Scanning Electron Microscopy

Areas on filters analyzed by NanoSIMS were subsequently analyzed by scanning electron microscopy (SEM). SEM observations were performed with a TESCAN VEGA II LSU microscope working with a tungsten filament gun and a ZEISS Ultra 55 SEM equipped with a field emission gun (FEG) in backscattered electron mode at 10 or 15 kV and a working distance of 7.5–15.4 mm. Energy Dispersive X-ray spectrometry analyses were conducted and Fe elemental maps obtained on the same areas using a silicon drift detector at an accelerating voltage of 15 kV and a working distance of 15.4 mm.

Transmission Electron Microscopy

Independent experiments were conducted for TEM analyses. Cells collected from the biomineralization media were harvested by centrifugation and rinsed twice with degassed milli-Q water. Whole cells were deposited on carbon-coated 200-mesh copper grids.

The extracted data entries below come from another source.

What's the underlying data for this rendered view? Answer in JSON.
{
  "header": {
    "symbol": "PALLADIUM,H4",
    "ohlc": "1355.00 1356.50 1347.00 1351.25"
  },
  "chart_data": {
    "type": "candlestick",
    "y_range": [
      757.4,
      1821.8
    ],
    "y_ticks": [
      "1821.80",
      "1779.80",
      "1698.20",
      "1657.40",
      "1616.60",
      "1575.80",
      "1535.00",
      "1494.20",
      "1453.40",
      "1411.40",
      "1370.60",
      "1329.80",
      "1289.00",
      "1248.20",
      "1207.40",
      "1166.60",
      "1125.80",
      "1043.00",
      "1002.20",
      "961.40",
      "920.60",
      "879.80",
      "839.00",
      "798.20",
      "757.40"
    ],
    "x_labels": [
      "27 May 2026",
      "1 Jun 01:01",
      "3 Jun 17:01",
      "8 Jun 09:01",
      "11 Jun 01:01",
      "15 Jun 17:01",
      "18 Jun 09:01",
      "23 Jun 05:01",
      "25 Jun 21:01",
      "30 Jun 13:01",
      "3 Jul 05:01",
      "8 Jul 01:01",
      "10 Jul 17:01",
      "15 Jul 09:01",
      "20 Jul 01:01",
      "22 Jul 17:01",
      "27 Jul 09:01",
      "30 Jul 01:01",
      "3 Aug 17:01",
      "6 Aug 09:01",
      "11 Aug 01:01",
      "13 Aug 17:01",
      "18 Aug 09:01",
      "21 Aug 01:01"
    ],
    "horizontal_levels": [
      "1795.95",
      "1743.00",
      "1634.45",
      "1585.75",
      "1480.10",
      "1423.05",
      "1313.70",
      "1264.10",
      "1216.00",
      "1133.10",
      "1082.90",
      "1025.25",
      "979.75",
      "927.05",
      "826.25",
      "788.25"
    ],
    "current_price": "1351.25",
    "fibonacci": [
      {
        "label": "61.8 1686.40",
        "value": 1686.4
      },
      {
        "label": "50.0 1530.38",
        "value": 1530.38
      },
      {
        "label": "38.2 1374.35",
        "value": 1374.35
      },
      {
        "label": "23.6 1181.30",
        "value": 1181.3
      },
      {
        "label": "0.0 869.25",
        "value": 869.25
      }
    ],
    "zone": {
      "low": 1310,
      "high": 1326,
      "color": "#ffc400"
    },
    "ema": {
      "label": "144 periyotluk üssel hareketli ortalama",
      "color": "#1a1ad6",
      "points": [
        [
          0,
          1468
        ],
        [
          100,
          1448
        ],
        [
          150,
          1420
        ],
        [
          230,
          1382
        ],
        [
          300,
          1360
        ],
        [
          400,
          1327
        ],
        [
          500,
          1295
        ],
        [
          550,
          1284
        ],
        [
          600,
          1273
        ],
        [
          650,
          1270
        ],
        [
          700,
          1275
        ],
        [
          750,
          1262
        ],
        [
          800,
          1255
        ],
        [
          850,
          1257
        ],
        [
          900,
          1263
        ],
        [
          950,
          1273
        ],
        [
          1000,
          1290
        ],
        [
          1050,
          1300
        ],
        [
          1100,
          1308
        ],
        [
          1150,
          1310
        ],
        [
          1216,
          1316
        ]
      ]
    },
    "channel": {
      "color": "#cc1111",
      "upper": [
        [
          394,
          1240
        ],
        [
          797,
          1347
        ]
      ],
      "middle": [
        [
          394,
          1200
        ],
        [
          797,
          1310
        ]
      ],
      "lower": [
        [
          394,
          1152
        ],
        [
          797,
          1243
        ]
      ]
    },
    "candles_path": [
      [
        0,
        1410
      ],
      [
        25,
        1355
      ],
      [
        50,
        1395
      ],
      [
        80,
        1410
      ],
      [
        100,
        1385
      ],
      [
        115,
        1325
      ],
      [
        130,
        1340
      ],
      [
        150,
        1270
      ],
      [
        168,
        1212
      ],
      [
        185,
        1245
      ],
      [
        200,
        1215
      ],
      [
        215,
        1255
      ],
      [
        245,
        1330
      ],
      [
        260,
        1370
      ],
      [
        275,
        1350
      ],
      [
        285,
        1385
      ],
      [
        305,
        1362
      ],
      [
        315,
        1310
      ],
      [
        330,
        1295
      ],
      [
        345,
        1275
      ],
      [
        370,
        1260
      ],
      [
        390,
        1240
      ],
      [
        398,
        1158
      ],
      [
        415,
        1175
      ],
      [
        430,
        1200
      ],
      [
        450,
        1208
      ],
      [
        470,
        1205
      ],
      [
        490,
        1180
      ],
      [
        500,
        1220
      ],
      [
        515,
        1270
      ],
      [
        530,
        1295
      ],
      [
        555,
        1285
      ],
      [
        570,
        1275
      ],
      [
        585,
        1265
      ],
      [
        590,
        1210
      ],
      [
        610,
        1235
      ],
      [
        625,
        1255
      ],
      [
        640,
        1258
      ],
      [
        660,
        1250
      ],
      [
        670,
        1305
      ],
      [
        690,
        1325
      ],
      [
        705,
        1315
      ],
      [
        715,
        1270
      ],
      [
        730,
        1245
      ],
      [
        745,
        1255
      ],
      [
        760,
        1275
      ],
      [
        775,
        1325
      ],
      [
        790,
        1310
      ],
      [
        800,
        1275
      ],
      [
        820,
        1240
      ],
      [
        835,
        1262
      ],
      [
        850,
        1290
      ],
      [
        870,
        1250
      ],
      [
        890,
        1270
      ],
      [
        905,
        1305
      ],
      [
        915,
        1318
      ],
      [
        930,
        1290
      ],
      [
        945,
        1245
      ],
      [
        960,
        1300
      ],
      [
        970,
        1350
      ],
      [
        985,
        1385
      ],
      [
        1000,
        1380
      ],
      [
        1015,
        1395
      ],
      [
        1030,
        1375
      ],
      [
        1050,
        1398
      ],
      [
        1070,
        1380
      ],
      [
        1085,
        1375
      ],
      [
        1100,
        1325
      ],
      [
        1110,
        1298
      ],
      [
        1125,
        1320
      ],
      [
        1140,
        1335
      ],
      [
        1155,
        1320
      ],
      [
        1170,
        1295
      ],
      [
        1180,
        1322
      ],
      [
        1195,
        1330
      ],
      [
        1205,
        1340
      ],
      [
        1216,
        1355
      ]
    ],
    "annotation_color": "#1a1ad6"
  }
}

TEM observations were performed with a FEG JEOL2100F and a LaB6 JEOL2100 microscopes operating at 200 kV. Selected-area diffraction (SAED) patterns were obtained on areas of interest to characterize amorphous vs. (nano) crystalline mineral phases.

Results

Co-Existence of Mineralized and Non-Mineralized Cells Under Biomineralization Conditions

In biomineralization media, BoFeN1 cells get encrusted with Fe-minerals. As previously described, different minerals are produced depending on the medium composition and the nature of Fe source (Kappler et al., 2005; Miot et al., 2009a,b, 2014a,b; Pantke et al., 2012). In a pH neutral medium without phosphate (Lp-medium), lepidocrocite is precipitated in the periplasm as well as in the extracellular medium [Figure 1A, (Miot et al., 2014b)]. At pH 8, green rust precipitates as long as nitrate is added to the medium. Bacteria further transform green rust and dissolved Fe(II) into extracellular magnetite and periplasmic lepidocrocite [Mt-medium, Figure 1C, (Miot et al., 2014a)]. In the presence of 1 mM phosphate and 5 mM Fe (FeP-medium), amorphous Fe phosphate is precipitated in the periplasm as well as at the cell surface [Figure 1E, (Miot et al., 2009a)]. At lower phosphate concentrations (<1 mM; Gt-medium), goethite precipitates both in the periplasm and at the cell contact [Figure 1G, (Pantke et al., 2012)]. Hence, whatever the composition of the biomineralization medium, periplasmic precipitation of Fe-minerals is observed, whereas extracellular precipitation of Fe-bearing phases is more or less extensive depending on the chemical conditions. After biomineralization, cells have been transferred to a labeled medium. This labeled medium did not contain iron thus could not promote any further biomineralization.

FIGURE 1
www.frontiersin.org

FIGURE 1. Electron microscopy analysis of BoFeN1 cells cultured in the different biomineralization media: (A,B); Lp-, (C,D); Mt-, (E,F); FeP- and (G,H); Gt-media. (A,C,E,G) are TEM images and (B,D,F,H) are scanning electron microscopy (SEM) images in secondary electron mode. Insets display corresponding selected area electron diffraction (SAED) patterns of lepidocrocite (A), magnetite (C), amorphous Fe-phosphate (E), and goethite (G). White and orange arrows indicate non-encrusted vs. encrusted cells, respectively.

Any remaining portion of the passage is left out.